Three days after the order to close the consulate in Houston, Chinese diplomats have cleared the representation in the Texas metropolis. “We can confirm that the Consulate General of the People’s Republic of China in Houston is closed,” said a State Department spokesman. US media reported that after the diplomats left, US officials entered the building.

The U.S. government ordered the consulate to close on Tuesday. In retaliation, the Beijing leadership ordered the US consulate in Chengdu, southwest of the country, to be closed. There, employees packed their belongings on Saturday and removed US insignia from the building. Until when the consulate employees must have left the building is unclear. AFP reporters observed that cleaners were already dragging several large garbage bags out of the building. A worker also removed the round consulate plaque from the facade. The US flag was initially still hanging.

China wanted to prevent the consulate from being closed

US Secretary of State Mike Pompeo called the Chinese consulate in Houston a “hub of espionage and theft of intellectual property.” It had to be closed to protect the American people. A State Department official said the closure was part of a “conscious effort” to put China’s relationship on a “solid footing.” Due to the closure of the consulates, dozens of diplomats from both sides have to return to their homes.

China had unsuccessfully asked the United States to reverse the closing of the Houston consulate so that bilateral relations could return to normal. The State Department in Beijing announced that the US consulate in Chengdu had been withdrawn from its license to operate. This is a “legitimate and necessary response to the unreasonable acts of the United States”. The government of US President Donald Trump is solely to blame. “The responsibility rests entirely with the United States.”

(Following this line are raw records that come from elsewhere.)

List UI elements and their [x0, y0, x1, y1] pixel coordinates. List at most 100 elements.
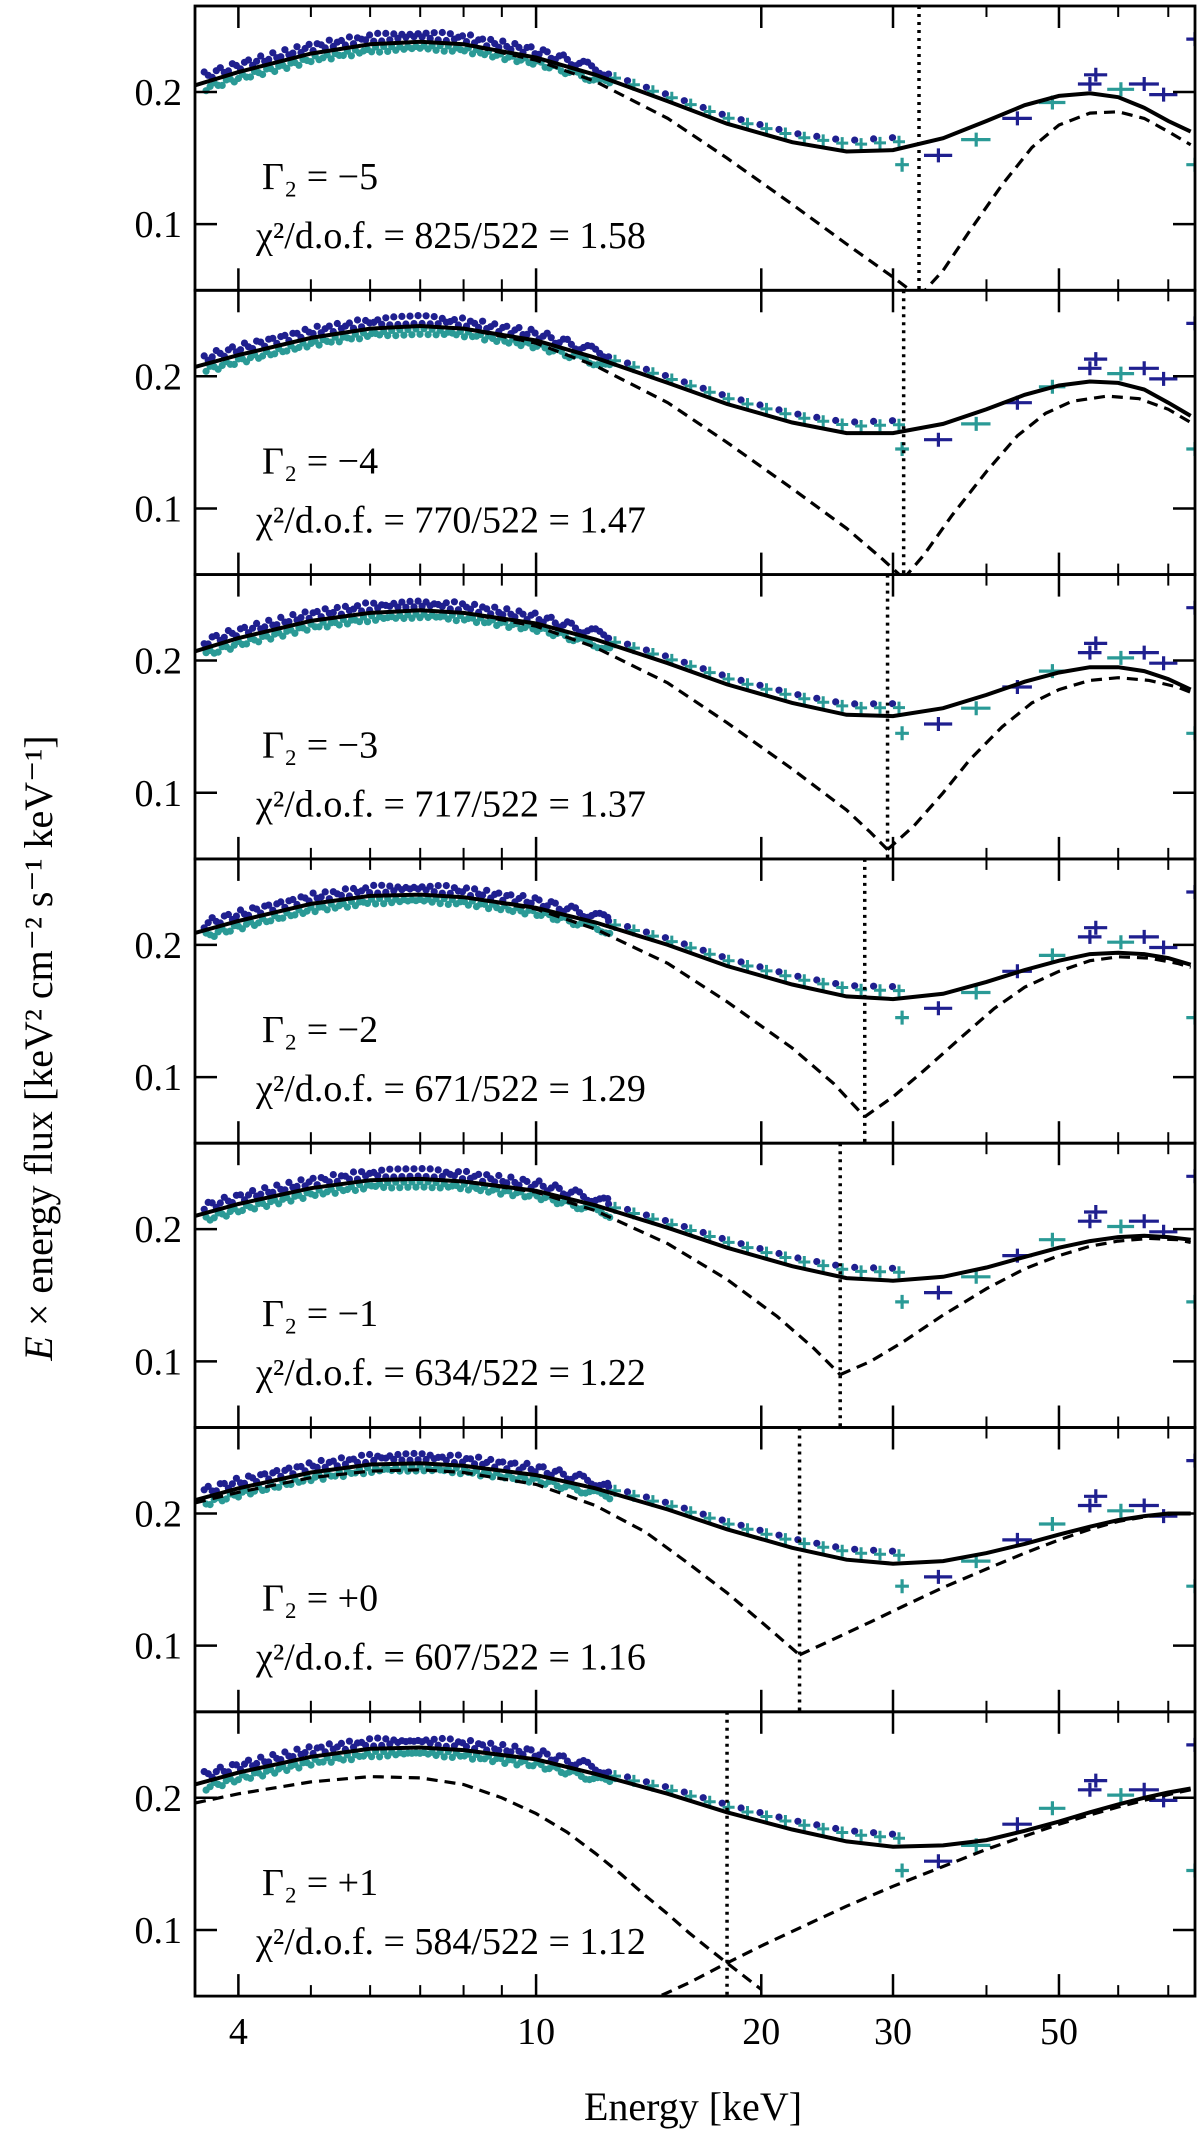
xmm-data-point [285, 1464, 293, 1472]
nustar-data-point [874, 419, 886, 432]
xmm-data-point [756, 121, 764, 129]
xmm-data-point [212, 631, 220, 640]
nustar-data-point [363, 618, 372, 626]
high-energy-data-point [1038, 1801, 1066, 1816]
hard-component-curve [839, 1236, 1192, 1377]
nustar-data-point [347, 52, 355, 60]
high-energy-data-point [1186, 600, 1195, 615]
panels-group: 0.10.2Γ₂ = −5χ²/d.o.f. = 825/522 = 1.580… [135, 4, 1197, 1998]
xmm-data-point [832, 1543, 840, 1551]
xmm-data-point [454, 1451, 462, 1459]
nustar-data-point [606, 1495, 614, 1503]
xmm-data-point [605, 1200, 613, 1208]
xmm-data-point [475, 1453, 483, 1461]
x-axis-label: Energy [keV] [584, 2084, 802, 2129]
panel-5: 0.1 0.2 Γ₂ = −1 χ²/d.o.f. = 634/522 = 1.22 [135, 1141, 1197, 1429]
xmm-data-point [479, 1741, 487, 1749]
xmm-data-point [442, 882, 450, 890]
nustar-data-point [468, 1755, 477, 1763]
xmm-data-point [265, 901, 273, 909]
xmm-data-point [353, 316, 362, 324]
xmm-data-point [394, 1165, 402, 1173]
xmm-data-point [281, 331, 289, 339]
high-energy-data-point [1107, 1788, 1135, 1803]
xmm-data-point [362, 1741, 370, 1749]
nustar-data-point [259, 70, 267, 79]
y-tick-label: 0.2 [135, 641, 183, 683]
xmm-data-point [366, 1735, 374, 1743]
xmm-data-point [366, 31, 374, 39]
high-energy-data-point [1128, 929, 1159, 944]
xmm-data-point [680, 378, 688, 386]
xmm-data-point [458, 314, 467, 322]
xmm-data-point [813, 976, 821, 984]
xmm-data-point [794, 972, 802, 980]
high-energy-data-point [1077, 1498, 1102, 1513]
xmm-data-point [236, 1191, 245, 1199]
xmm-data-point [870, 982, 878, 990]
high-energy-data-point [924, 432, 953, 447]
xmm-data-point [680, 940, 688, 948]
nustar-data-point [347, 335, 355, 343]
nustar-data-point [444, 900, 452, 909]
nustar-data-point [255, 638, 263, 646]
nustar-data-point [779, 407, 792, 420]
xmm-data-point [244, 1756, 253, 1764]
xmm-data-point [661, 934, 670, 942]
xmm-data-point [362, 36, 370, 44]
nustar-data-point [440, 1753, 448, 1761]
nustar-data-point [295, 61, 303, 69]
nustar-data-point [380, 1183, 388, 1192]
nustar-data-point [855, 1829, 868, 1842]
xmm-data-point [232, 912, 240, 920]
nustar-data-point [836, 699, 849, 712]
nustar-data-point [855, 701, 868, 714]
xmm-data-point [737, 1240, 745, 1248]
xmm-data-point [851, 700, 859, 708]
y-axis-label-text: × energy flux [16, 1101, 61, 1336]
high-energy-data-point [1149, 87, 1178, 102]
nustar-data-point [335, 621, 343, 629]
xmm-data-point [208, 353, 216, 361]
xmm-data-point [794, 410, 802, 418]
xmm-data-point [680, 1504, 688, 1512]
xmm-data-point [454, 1168, 462, 1176]
xmm-data-point [813, 1821, 821, 1829]
xmm-data-point [523, 1459, 531, 1467]
nustar-data-point [368, 1753, 376, 1761]
gamma-label: Γ₂ = −5 [262, 156, 378, 198]
nustar-data-point [420, 1183, 428, 1191]
xmm-data-point [285, 1178, 293, 1186]
y-tick-label: 0.1 [135, 1910, 183, 1952]
xmm-data-point [756, 1526, 764, 1534]
nustar-data-point [779, 1815, 792, 1827]
xmm-data-point [236, 346, 245, 354]
xmm-data-point [386, 882, 394, 890]
nustar-data-point [817, 1541, 830, 1554]
xmm-data-point [277, 613, 285, 622]
nustar-data-point [798, 692, 811, 705]
xmm-data-point [309, 1174, 317, 1182]
high-energy-data-point [1128, 1498, 1159, 1513]
xmm-data-point [870, 135, 878, 143]
nustar-data-point [893, 984, 905, 997]
xmm-data-point [775, 1249, 783, 1258]
xmm-data-point [273, 1467, 281, 1475]
xmm-data-point [661, 1217, 670, 1225]
xmm-data-point [430, 1735, 438, 1743]
xmm-data-point [756, 1809, 764, 1817]
high-energy-data-point [1077, 1782, 1102, 1797]
high-energy-data-point [895, 1294, 909, 1309]
xmm-data-point [325, 322, 333, 330]
xmm-data-point [515, 324, 523, 332]
y-tick-label: 0.2 [135, 72, 183, 114]
xmm-data-point [390, 1455, 398, 1464]
xmm-data-point [813, 1258, 821, 1266]
xmm-data-point [567, 340, 576, 348]
y-tick-label: 0.2 [135, 356, 183, 398]
xmm-data-point [402, 1165, 410, 1173]
xmm-data-point [870, 417, 878, 425]
nustar-data-point [226, 927, 234, 935]
y-axis-label-symbol: E [16, 1336, 61, 1361]
xmm-data-point [301, 608, 309, 616]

Relationships at a historic low

The ordered closings exacerbate tensions between the two largest economies. The major powers are already in dispute over China’s handling of the Corona virus outbreak, trade policy and tough Chinese practices in Hong Kong and Xinjiang. From a Chinese perspective, the relationship is as bad as it has been since diplomatic relations began in 1979.

Pompeo had emphasized that the Vienna Convention required diplomats to respect the laws and regulations of the host country concerned. They also had the duty “not to interfere in the internal affairs of the state”. China again denied the allegations.

US government accuses China of “malicious activity”

Beijing now accused the consulate staff in Chengdu of spying. “Some staff at the US Consulate General have carried out activities that are inconsistent with their identity, interfered in China’s domestic affairs, and harmed China’s security interests,” said State Secretary Wang Wenbin. Hu Xijin, editor-in-chief of the influential Global Times, wrote on Twitter that, to his knowledge, the US has 72 hours to close the consulate. That would be Monday morning.

A U.S. Department of Justice official said the election was not accidental to Houston. “Malicious activities” and intelligence activities have increased there. “At some point you say: enough is enough”. An intelligence official added: “It has just grown too big to be ignored.”

Pompeo wants alliance against China

Pompeo had tightened the tone towards Beijing in a keynote speech on US-Chinese relations on Thursday. He accused China of interning Muslim minorities in “concentration camps” in the Xinjiang region. The minister had previously used the term “internment camp” to describe the camps where, according to American estimates, one million people are detained.

Pompeo called on the US allies to act jointly against China. “Perhaps it is time for a new grouping of like-minded nations,” said Pompeo. “We cannot face this challenge alone.” He called the United Nations, NATO, the G7 and G20 states and their “common economic, diplomatic and military power”. However, Trump’s government has not helped strengthen international alliances in the past.